China’s National Bureau of Statistics is starting to release its economic data on a comparative quarter-by-quarter basis, which is the method most countries have long employed. This gives a more accurate assessment of economic trends. Judging by this the new quarter-by-quarter analysis, China’s recently released first quarter growth rates may be less dramatic than it seems. From the Wall Street Journal:

The headline figure when China on Friday reported its economic data for the first quarter of this year was the 9.7% growth rate in gross domestic product. That figure, as with all of China’s quarterly numbers in the past, compared output in the report period with output in the same three months of last year.

But the on Friday also published, for the first time, data on how economic output compared with the previous quarter. This quarter-on-quarter number, which is adjusted to account for seasonal differences and multiplied to give an “annualized” rate, is how the U.S. and most other major economies report their quarterly GDP data.
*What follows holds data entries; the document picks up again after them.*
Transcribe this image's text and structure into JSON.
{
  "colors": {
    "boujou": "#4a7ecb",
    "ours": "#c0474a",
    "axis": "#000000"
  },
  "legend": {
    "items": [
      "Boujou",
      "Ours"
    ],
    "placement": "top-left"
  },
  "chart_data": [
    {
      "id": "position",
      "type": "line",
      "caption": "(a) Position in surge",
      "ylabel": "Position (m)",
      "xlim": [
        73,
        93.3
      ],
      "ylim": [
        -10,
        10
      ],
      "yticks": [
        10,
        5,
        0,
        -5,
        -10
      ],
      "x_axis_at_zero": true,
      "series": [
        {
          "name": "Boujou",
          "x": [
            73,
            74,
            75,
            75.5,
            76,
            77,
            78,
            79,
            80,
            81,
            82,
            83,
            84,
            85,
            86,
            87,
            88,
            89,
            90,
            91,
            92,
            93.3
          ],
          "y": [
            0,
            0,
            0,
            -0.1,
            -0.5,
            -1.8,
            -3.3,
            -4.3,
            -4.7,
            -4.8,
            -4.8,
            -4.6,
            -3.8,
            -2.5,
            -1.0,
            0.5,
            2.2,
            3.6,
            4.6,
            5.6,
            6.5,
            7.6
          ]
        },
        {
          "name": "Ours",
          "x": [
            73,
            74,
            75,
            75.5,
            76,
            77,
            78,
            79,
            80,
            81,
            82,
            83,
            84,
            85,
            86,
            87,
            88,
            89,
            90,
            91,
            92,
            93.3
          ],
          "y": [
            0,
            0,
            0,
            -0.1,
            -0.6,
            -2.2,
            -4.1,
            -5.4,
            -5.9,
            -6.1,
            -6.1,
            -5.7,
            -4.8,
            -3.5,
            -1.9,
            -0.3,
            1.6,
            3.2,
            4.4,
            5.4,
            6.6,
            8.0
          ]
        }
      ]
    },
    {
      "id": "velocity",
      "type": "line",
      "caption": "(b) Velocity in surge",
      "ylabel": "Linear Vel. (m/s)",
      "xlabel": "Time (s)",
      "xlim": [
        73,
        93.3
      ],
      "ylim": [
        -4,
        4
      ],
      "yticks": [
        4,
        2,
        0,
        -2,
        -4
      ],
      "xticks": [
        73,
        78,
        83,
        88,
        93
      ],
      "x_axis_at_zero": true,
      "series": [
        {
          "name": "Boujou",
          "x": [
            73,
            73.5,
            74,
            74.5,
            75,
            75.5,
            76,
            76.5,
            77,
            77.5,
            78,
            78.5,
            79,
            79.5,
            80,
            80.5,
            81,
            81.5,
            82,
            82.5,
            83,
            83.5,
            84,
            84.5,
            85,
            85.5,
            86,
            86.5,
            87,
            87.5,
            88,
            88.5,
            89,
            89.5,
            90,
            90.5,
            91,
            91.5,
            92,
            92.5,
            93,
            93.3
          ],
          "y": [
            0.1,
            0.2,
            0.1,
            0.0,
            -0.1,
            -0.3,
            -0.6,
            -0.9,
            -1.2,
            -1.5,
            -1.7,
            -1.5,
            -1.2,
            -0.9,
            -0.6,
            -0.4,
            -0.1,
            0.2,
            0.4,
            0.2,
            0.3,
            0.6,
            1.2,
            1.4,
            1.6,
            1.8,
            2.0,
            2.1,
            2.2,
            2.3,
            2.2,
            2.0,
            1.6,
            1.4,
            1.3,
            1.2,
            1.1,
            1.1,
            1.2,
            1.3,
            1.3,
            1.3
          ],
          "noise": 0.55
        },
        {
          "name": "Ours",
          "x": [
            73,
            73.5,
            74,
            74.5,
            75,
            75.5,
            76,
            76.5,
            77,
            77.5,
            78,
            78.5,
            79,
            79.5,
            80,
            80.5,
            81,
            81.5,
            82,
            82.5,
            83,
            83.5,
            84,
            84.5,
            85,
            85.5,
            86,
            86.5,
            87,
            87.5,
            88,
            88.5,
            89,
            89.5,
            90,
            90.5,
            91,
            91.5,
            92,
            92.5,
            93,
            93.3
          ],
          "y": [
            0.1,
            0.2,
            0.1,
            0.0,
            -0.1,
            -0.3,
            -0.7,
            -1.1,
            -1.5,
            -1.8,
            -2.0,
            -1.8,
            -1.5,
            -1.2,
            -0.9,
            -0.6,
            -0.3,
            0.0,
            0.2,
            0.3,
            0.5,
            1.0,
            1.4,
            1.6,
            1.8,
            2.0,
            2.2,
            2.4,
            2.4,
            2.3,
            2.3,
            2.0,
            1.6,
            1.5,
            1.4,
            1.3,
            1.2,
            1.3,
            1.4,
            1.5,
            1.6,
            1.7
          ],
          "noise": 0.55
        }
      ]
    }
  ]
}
By this measure, the statistics bureau said, GDP in the first quarter grew 2.1%, or 8.4% on an annualized basis—significantly slower than the year-on-year figure—suggesting the current momentum of the world’s second-largest economy is markedly slower than the year-on-year figure indicates.

However, these new figures are not accompanied by historical data, which may still make them less effective than they could be. From Wall Street Journal:

Economists who watch China generally agree that the issuance of quarter-on-quarter data represents progress. But the progress is limited, because the statistics bureau failed to publish any historical data for the quarterly measure—which is important for understanding where the current number fits into past trends. Arthur Kroeber, managing director of Beijing-based research firm Dragonomics, said “the revisions aim to create a series that has a closer relation to reality, but the failure of the NBS to produce comparable historical data, or to clearly explain their methodology, detract from progress that is made.”

The statistics bureau didn’t explain the lack of historical data. Analysts said the omission likely arose at least partly because historical data would reveal a much sharper slowdown in the economy during the recent global recession than the government has ever acknowledged—particularly in the fourth quarter of 2008.